CARR: Given its early success, there's been a lot of talk of "Little House" on Broadway. New York producer Ben Sprecher has invested almost $2 million in the show. But Francesca Zambello says she and her crew are just trying to get through the Minneapolis run.
Ms. ZAMBELLO: I honestly think it's too early to tell. We're only in previews. It's still an enigma what will happen to this afterwards.
CARR: Still, Variety theater reporter Gordon Cox says Broadway producers will be looking to see if the musical can establish an emotional connection with audiences similar to that created by the books and the TV series.
Mr. GORDON COX (Theater Reporter, Variety): Matter of fact, it's even more important than what the critics think of it, the word of mouth afterwards. Do you go and get what is largely considered to be this sort of heartwarming "Little House" experience from this version of the story?
CARR: Cox says it was a canny decision to cast Melissa Gilbert in the role of Ma. For millions of "Little House" TV viewers around the world, Melissa Gilbert is Laura Ingalls, or Halfpint. Cox says brand recognition can have a significant impact on sales, and casting Gilbert provides a tangible link to the TV show.
That's a point not lost on Kevin McCollum. He is best known as the producer who brought "Rent," "Avenue Q," "In the Heights," and most recently "[title of show]" to the stage.
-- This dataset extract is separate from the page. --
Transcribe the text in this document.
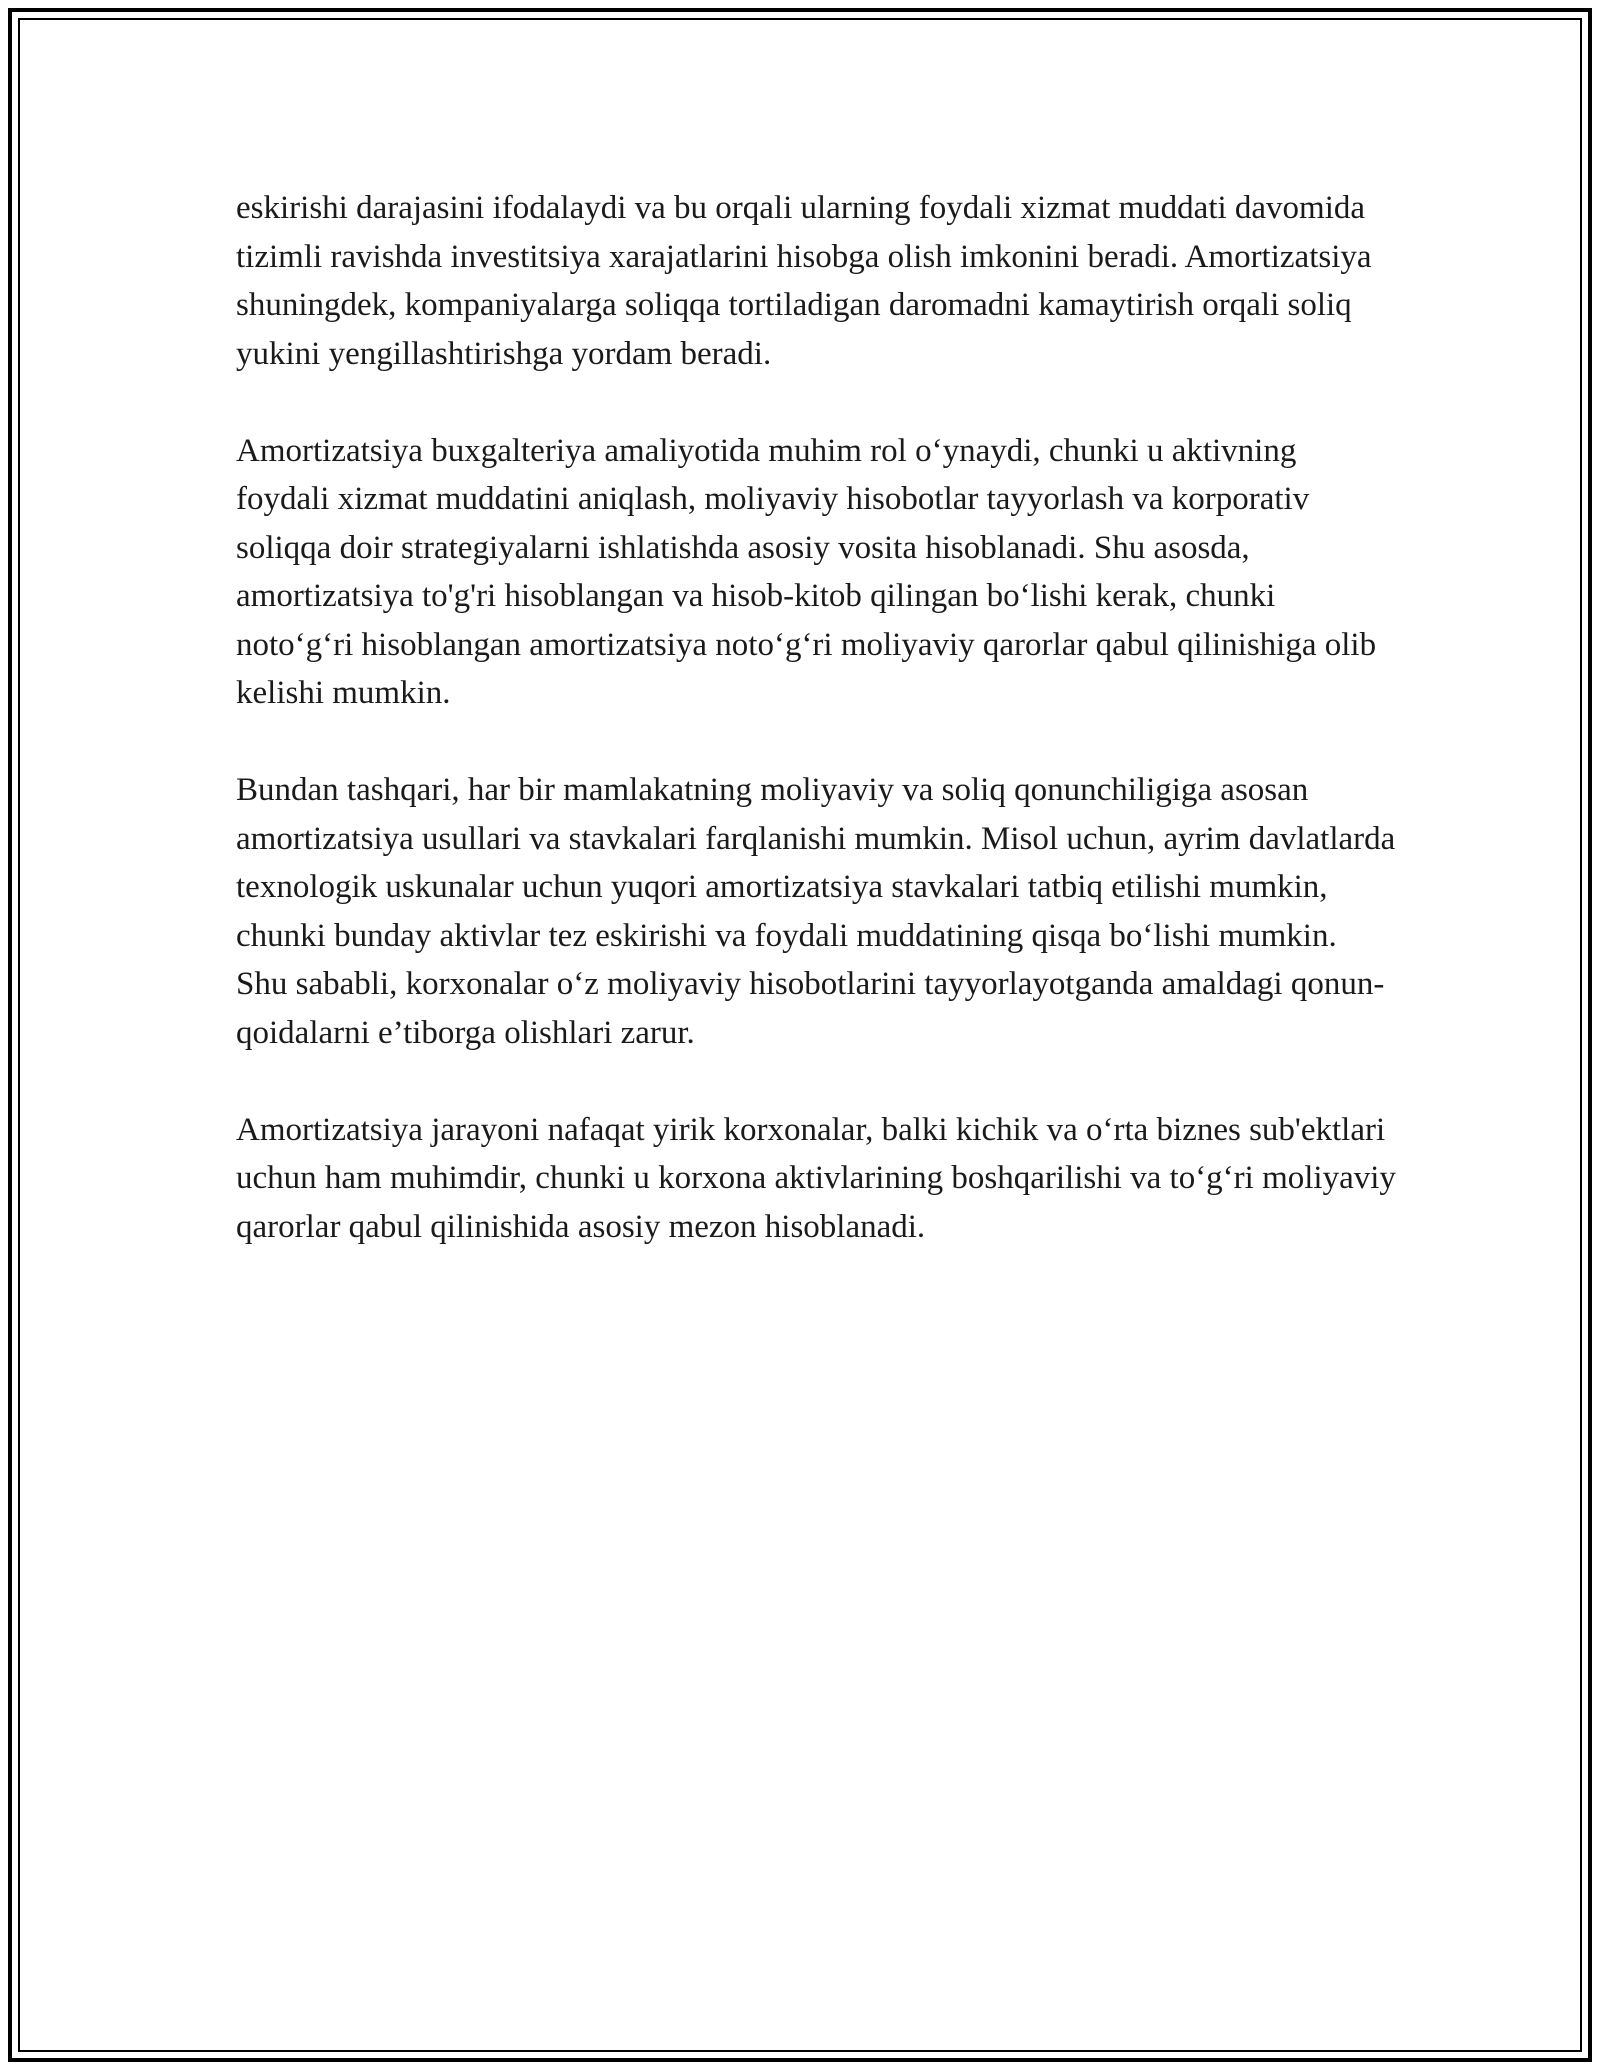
eskirishi darajasini ifodalaydi va bu orqali ularning foydali xizmat muddati davomida tizimli ravishda investitsiya xarajatlarini hisobga olish imkonini beradi. Amortizatsiya shuningdek, kompaniyalarga soliqqa tortiladigan daromadni kamaytirish orqali soliq yukini yengillashtirishga yordam beradi.

Amortizatsiya buxgalteriya amaliyotida muhim rol o‘ynaydi, chunki u aktivning foydali xizmat muddatini aniqlash, moliyaviy hisobotlar tayyorlash va korporativ soliqqa doir strategiyalarni ishlatishda asosiy vosita hisoblanadi. Shu asosda, amortizatsiya to'g'ri hisoblangan va hisob-kitob qilingan bo‘lishi kerak, chunki noto‘g‘ri hisoblangan amortizatsiya noto‘g‘ri moliyaviy qarorlar qabul qilinishiga olib kelishi mumkin.

Bundan tashqari, har bir mamlakatning moliyaviy va soliq qonunchiligiga asosan amortizatsiya usullari va stavkalari farqlanishi mumkin. Misol uchun, ayrim davlatlarda texnologik uskunalar uchun yuqori amortizatsiya stavkalari tatbiq etilishi mumkin, chunki bunday aktivlar tez eskirishi va foydali muddatining qisqa bo‘lishi mumkin. Shu sababli, korxonalar o‘z moliyaviy hisobotlarini tayyorlayotganda amaldagi qonun-qoidalarni e’tiborga olishlari zarur.

Amortizatsiya jarayoni nafaqat yirik korxonalar, balki kichik va o‘rta biznes sub'ektlari uchun ham muhimdir, chunki u korxona aktivlarining boshqarilishi va to‘g‘ri moliyaviy qarorlar qabul qilinishida asosiy mezon hisoblanadi.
Even though those were all hits, he says there is something to be said for working with stories people already know.
Mr. KEVIN McCOLLUM (Broadway Producer): Because there's every reason not to see a show. It's very expensive. A Broadway show only happens in New York City. And you have to really plan them to go see a Broadway show. And therefore, you know, the most important thing is that it captures the public imagination.
CARR: McCollum says Minneapolis is a good place to start a show. A few years back, Adrianne Lobel helped adapt her father Arnold's books into the musical, "A Year with Frog and Toad." The show did well here, but then had the misfortune of moving to Broadway right before 9/11. It sank without a trace.
Lobel suggested the "Little House" musical idea to director Francesca Zambello, and she hopes the show will not rush to Broadway.
Ms. ADRIANNE LOBEL (Production Designer): I would love to see the show go on a nice, healthy American tour before it goes anywhere near New York.
CARR: It looks like Lobel will get her wish - a 40-city tour is in the works.
For NPR News, I'm Euen Carr in Minneapolis.